Василиса сбегала к машине, покопалась в наборе инструмента и нашла круглогубцы с длинными гнутыми губками — единственный инструмент, который хоть как-то похож на хирургические щипцы.
Она отмыла их с мылом в туалете (вода, к её удивлению, шла из крана, как ни в чём не бывало, даже горячая) и прополоскала в виски, надеясь, что это хоть как-то сойдёт за стерилизацию. Потом несколько раз глубоко вдохнула, стараясь унять нервную дрожь в руках, и, сдвинув предохранительное кольцо, включила универсальный инструмент в «красный» режим. Так он может резать живую ткань — в обычном режиме луч проходит через неё без последствий, что сэкономило техникам Коммуны немало пальцев.
Отрегулировав красный лучик — на десять сантиметров длины и как можно тоньше, — Василиса долго примеривалась, больше всего боясь повредить кость.
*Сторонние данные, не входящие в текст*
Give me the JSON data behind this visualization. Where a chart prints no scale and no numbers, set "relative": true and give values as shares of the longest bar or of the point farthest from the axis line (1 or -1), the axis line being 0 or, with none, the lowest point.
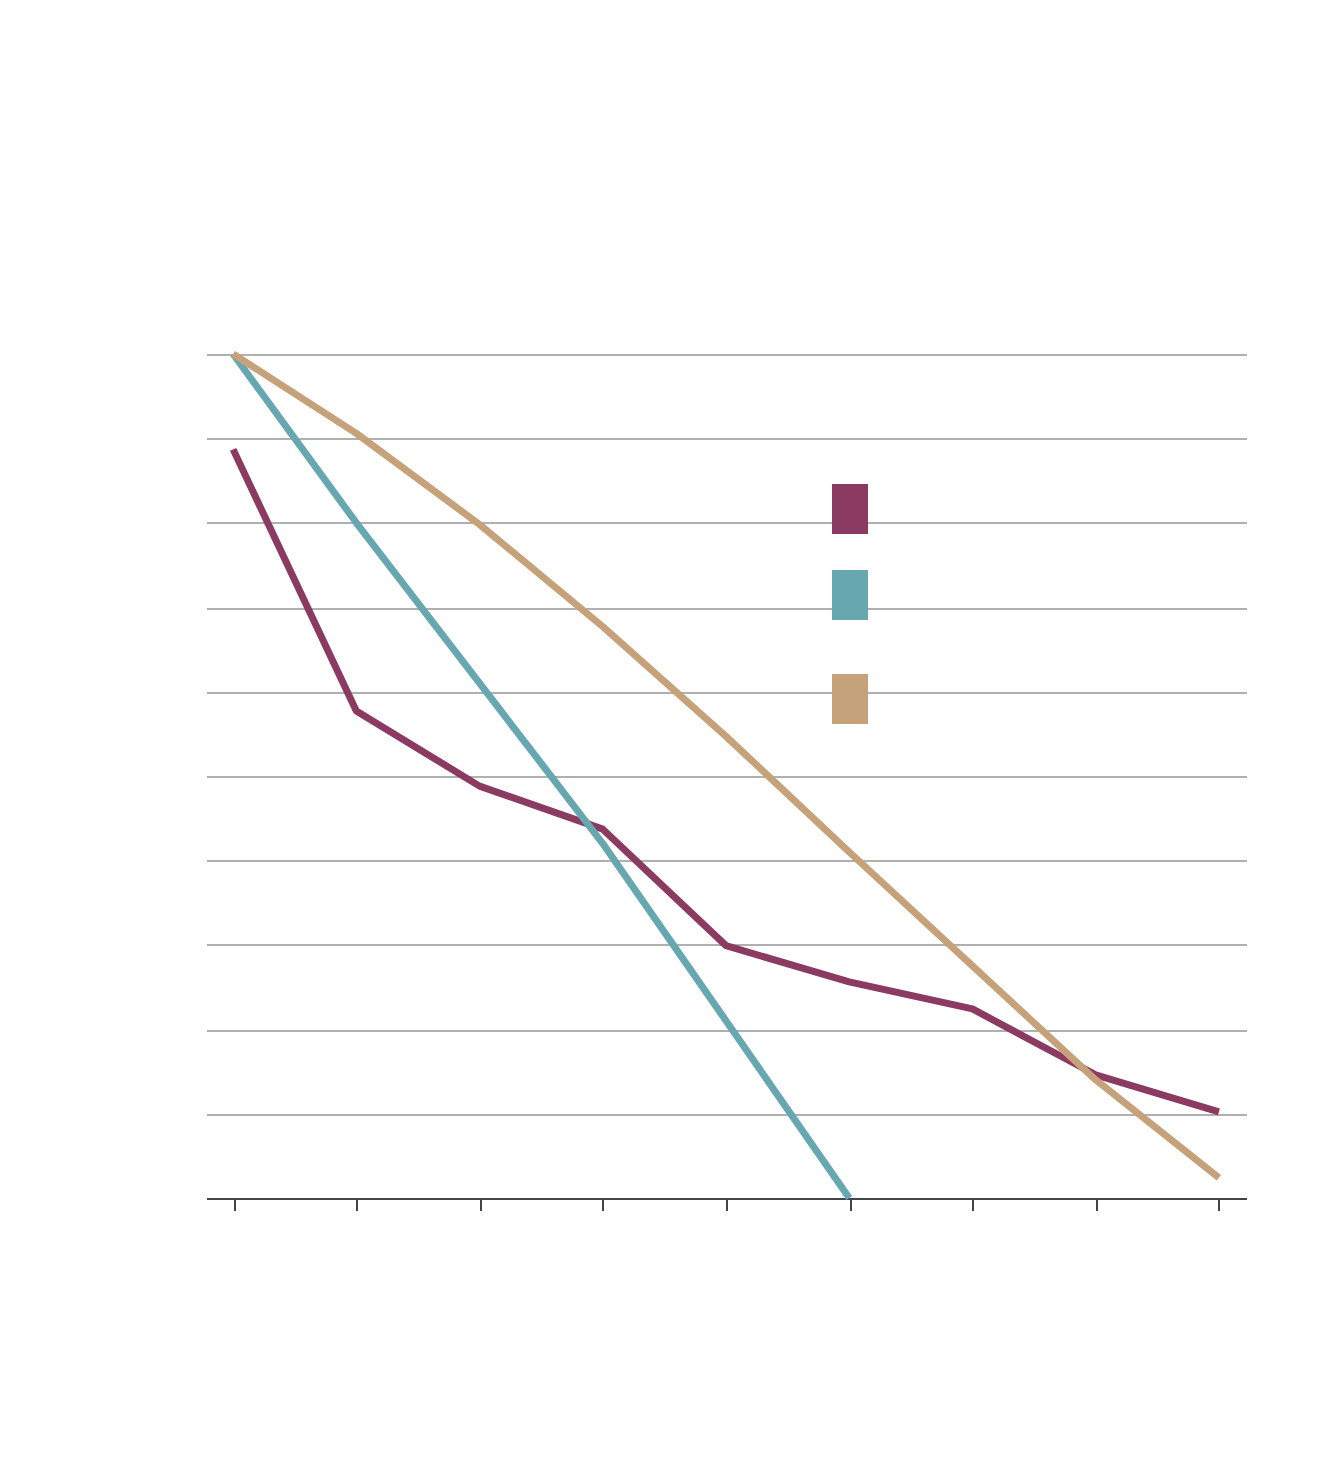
{
  "chart_data": {
    "type": "line",
    "relative": true,
    "categories": [
      null,
      null,
      null,
      null,
      null,
      null,
      null,
      null,
      null
    ],
    "series": [
      {
        "color": "#8b3a62",
        "values": [
          0.887,
          0.577,
          0.488,
          0.437,
          0.299,
          0.256,
          0.224,
          0.146,
          0.102
        ]
      },
      {
        "color": "#67a8b0",
        "values": [
          1.0,
          0.8,
          0.61,
          0.42,
          0.21,
          0.0,
          null,
          null,
          null
        ]
      },
      {
        "color": "#c6a27a",
        "values": [
          1.0,
          0.906,
          0.798,
          0.677,
          0.547,
          0.41,
          0.275,
          0.14,
          0.024
        ]
      }
    ],
    "grid": "y",
    "marker": "none",
    "line_style": "solid"
  }
}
УИн не скальпель, ему всё равно, что резать. С трудом решившись, сделала глубокий разрез вдоль бедра, поперёк раны — и внезапно успокоилась. Наверное потому, что отступать уже поздно.
Всё оказалось сложнее, чем она себе представляла. Разрез моментально заполнился кровью. Васька не боялась крови — во всяком случае, не так, чтобы падать при виде её в обморок, да и медпрактика помогла, — но она просто не могла разглядеть пулю, тем более что расширить рану, кроме как пальцами, ей было нечем, а пальцы легко отхватить УИном. Особенно, когда руки нервно подрагивают.
— Лёшка, бинт дай, быстро!
Девочка быстро скомкала из бинта подобие тампона и вложила в разрез. Бинт частично впитал кровь, и в глубине раны показалось то, что, как она надеялась, было пулей.
— Щипцы! — сказала Василиса Лёшке, как настоящий хирург.